Contrary to retail crypto investors' hopes for an imminent rally, the latest technical review of Bitcoin from legendary trader Peter Brandt points to the opposite - a continuation of the prolonged consolidation.
While the leading cryptocurrency is trying to hold in the $65,200–$66,000 area amid easing tensions in the Middle East, Brandt's review of the weekly $BTC/USD chart from TradeNavigator shows worrying technical markers.
Forget the peace rally
The legendary trader categorically rejected rumors of an imminent upside breakout, calling talk of a "bull flag" a rookie mistake. According to the rules of classical technical analysis laid down by Schabacker, Edwards, and Magee, such patterns last a maximum of 6–8 weeks, while the current decline has already dragged on longer.

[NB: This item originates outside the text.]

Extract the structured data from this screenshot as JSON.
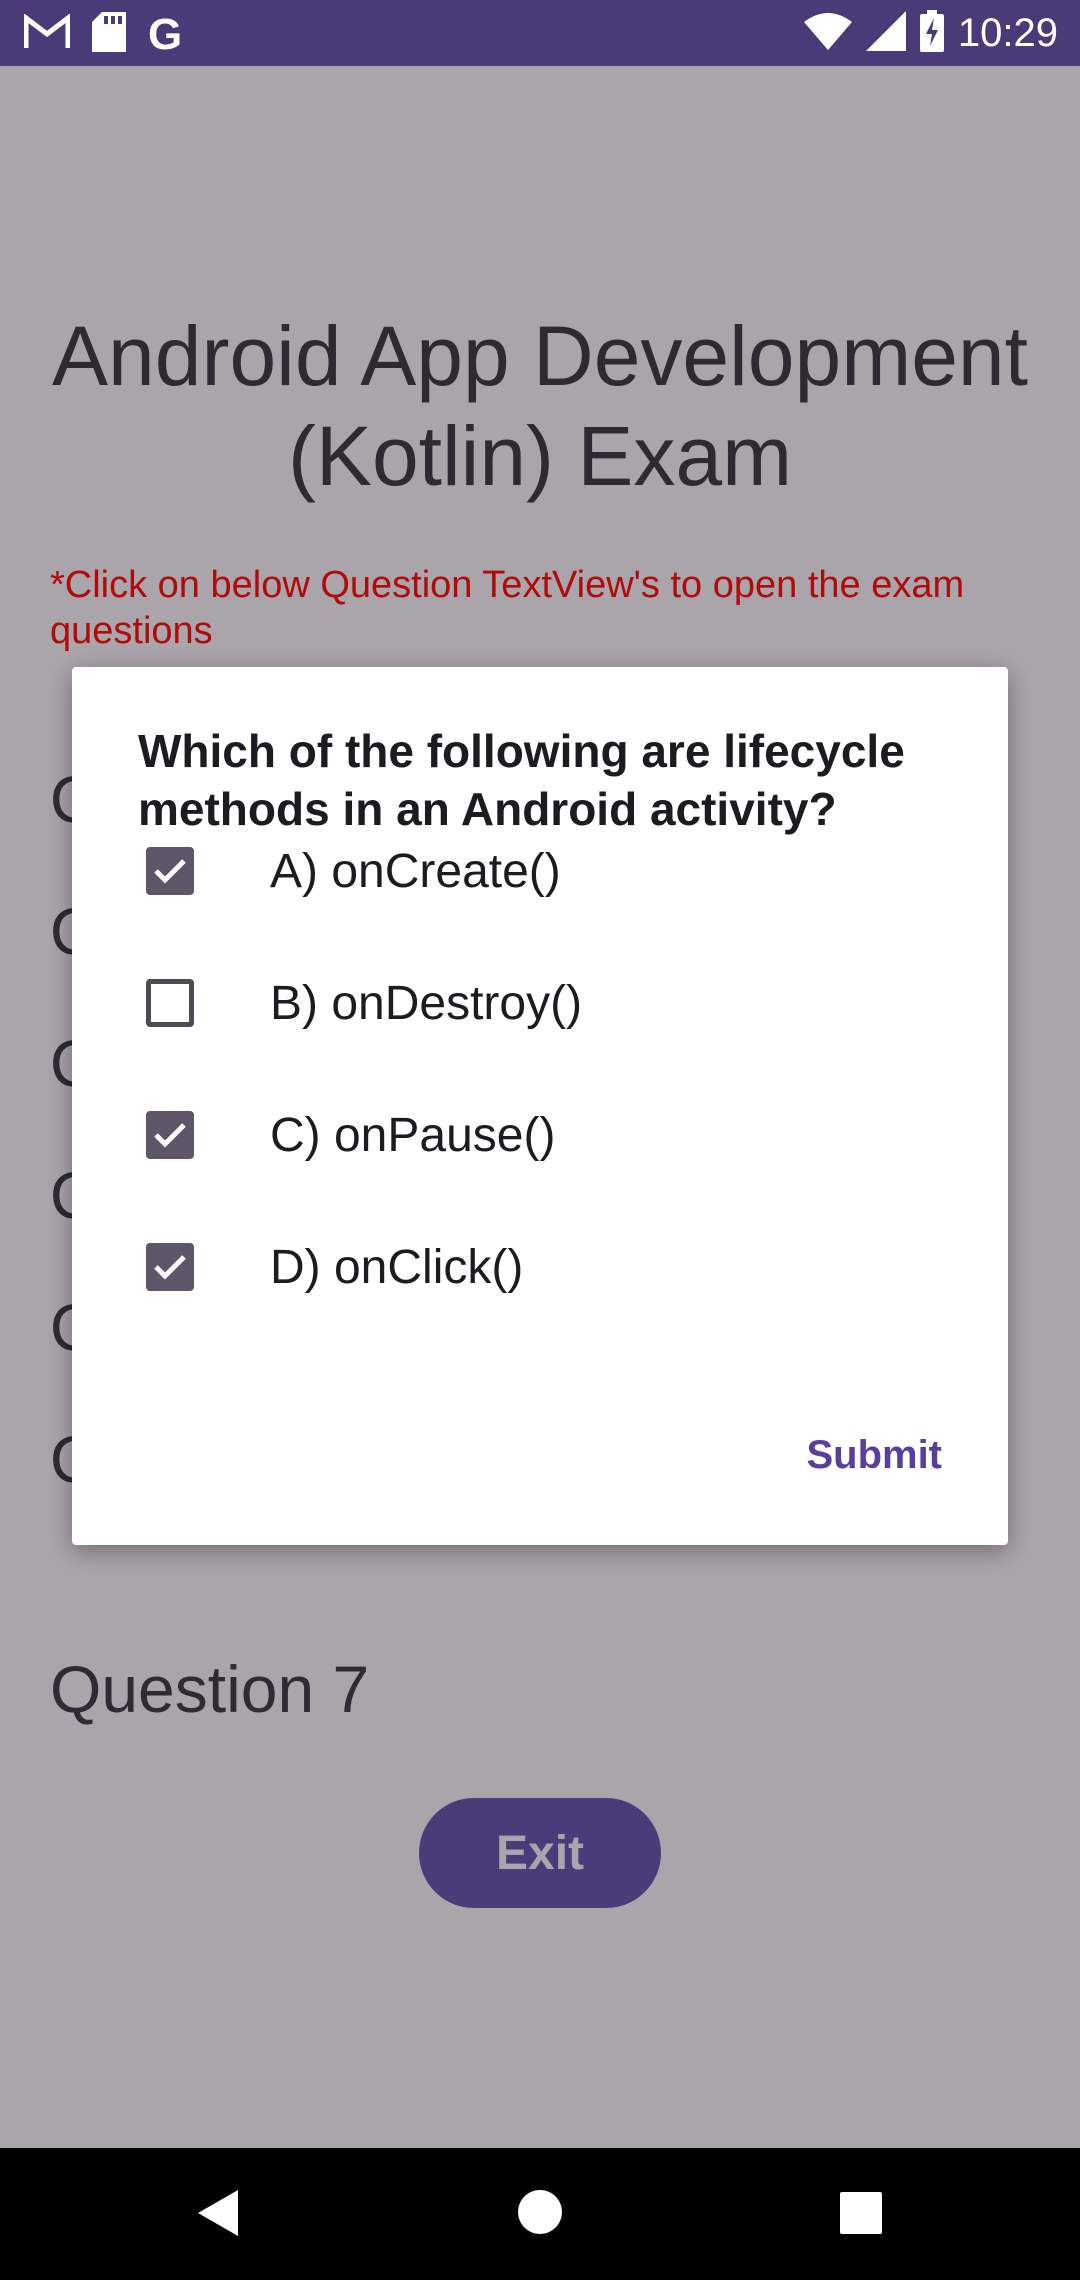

Instead, Bitcoin is trapped inside a clear descending price channel under pressure from the 8- and 18-period moving averages. The main warning for buyers was the red marker with which the analyst recorded a downside break from previous consolidations.
Trend strength, with ADX at 28.27, confirms that bears remain firmly in control. According to Brandt, the coin will continue to slide lower within this corridor, while a full cyclical bottom will form no earlier than September or October 2026.

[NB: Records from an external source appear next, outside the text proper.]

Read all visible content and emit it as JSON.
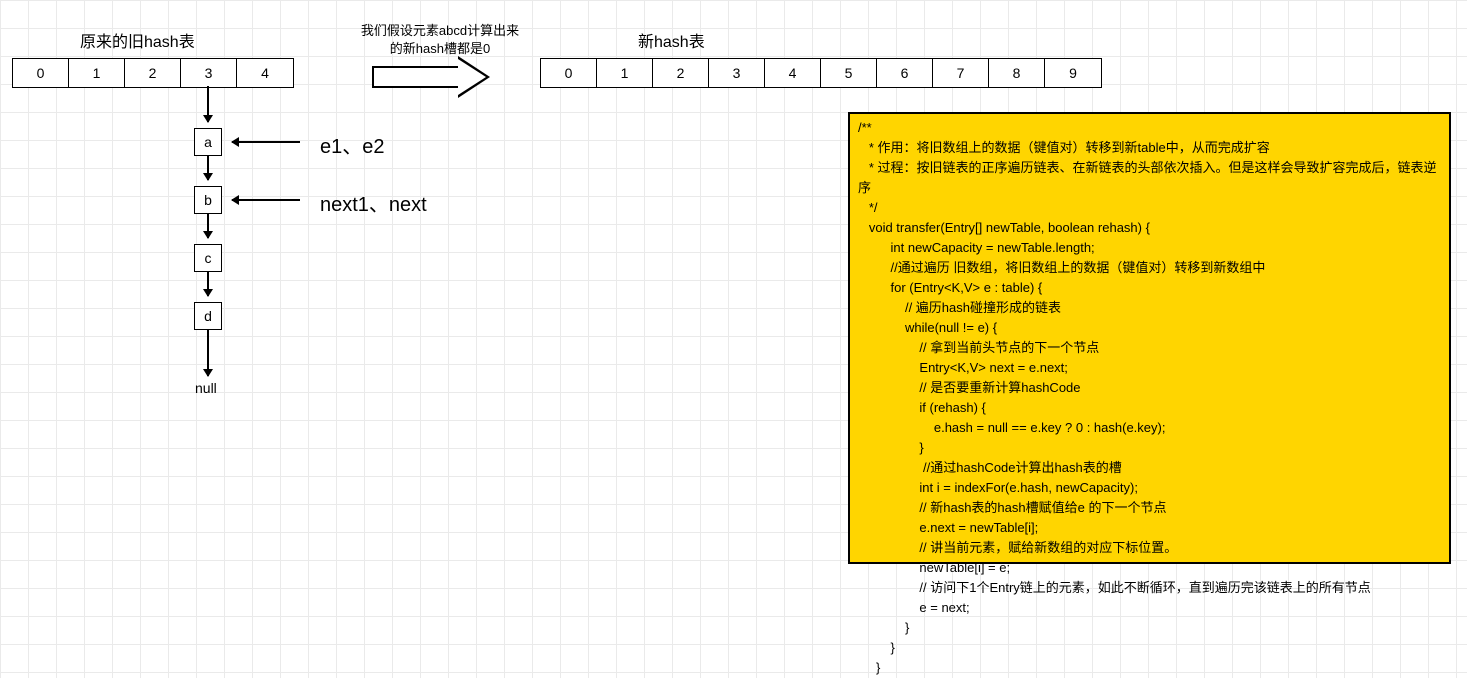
{
  "titles": {
    "old": "原来的旧hash表",
    "new": "新hash表",
    "note_l1": "我们假设元素abcd计算出来",
    "note_l2": "的新hash槽都是0"
  },
  "old_table": [
    "0",
    "1",
    "2",
    "3",
    "4"
  ],
  "new_table": [
    "0",
    "1",
    "2",
    "3",
    "4",
    "5",
    "6",
    "7",
    "8",
    "9"
  ],
  "nodes": {
    "a": "a",
    "b": "b",
    "c": "c",
    "d": "d",
    "null": "null"
  },
  "ptr_a": "e1、e2",
  "ptr_b": "next1、next",
  "code": "/**\n   * 作用：将旧数组上的数据（键值对）转移到新table中，从而完成扩容\n   * 过程：按旧链表的正序遍历链表、在新链表的头部依次插入。但是这样会导致扩容完成后，链表逆\n序\n   */\n   void transfer(Entry[] newTable, boolean rehash) {\n         int newCapacity = newTable.length;\n         //通过遍历 旧数组，将旧数组上的数据（键值对）转移到新数组中\n         for (Entry<K,V> e : table) {\n             // 遍历hash碰撞形成的链表\n             while(null != e) {\n                 // 拿到当前头节点的下一个节点\n                 Entry<K,V> next = e.next;\n                 // 是否要重新计算hashCode\n                 if (rehash) {\n                     e.hash = null == e.key ? 0 : hash(e.key);\n                 }\n                  //通过hashCode计算出hash表的槽\n                 int i = indexFor(e.hash, newCapacity);\n                 // 新hash表的hash槽赋值给e 的下一个节点\n                 e.next = newTable[i];\n                 // 讲当前元素，赋给新数组的对应下标位置。\n                 newTable[i] = e;\n                 // 访问下1个Entry链上的元素，如此不断循环，直到遍历完该链表上的所有节点\n                 e = next;\n             }\n         }\n     }"
}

However, long-term investors should not panic. Despite the short-term bearish trend, Brandt's global bullish scenario remains intact. The upper red line on his chart marks the historical target of this cycle near $127,500, while the absolute multi-year floor remains firmly anchored by the lower baseline resting at $24,825 per $BTC.
But for this scenario to activate, the market needs to wait for the final reversal. In this context, the path to a new all-time high will begin only when Brandt records the opposite green marker on the chart - a signal of a true breakout from the descending channel to the upside.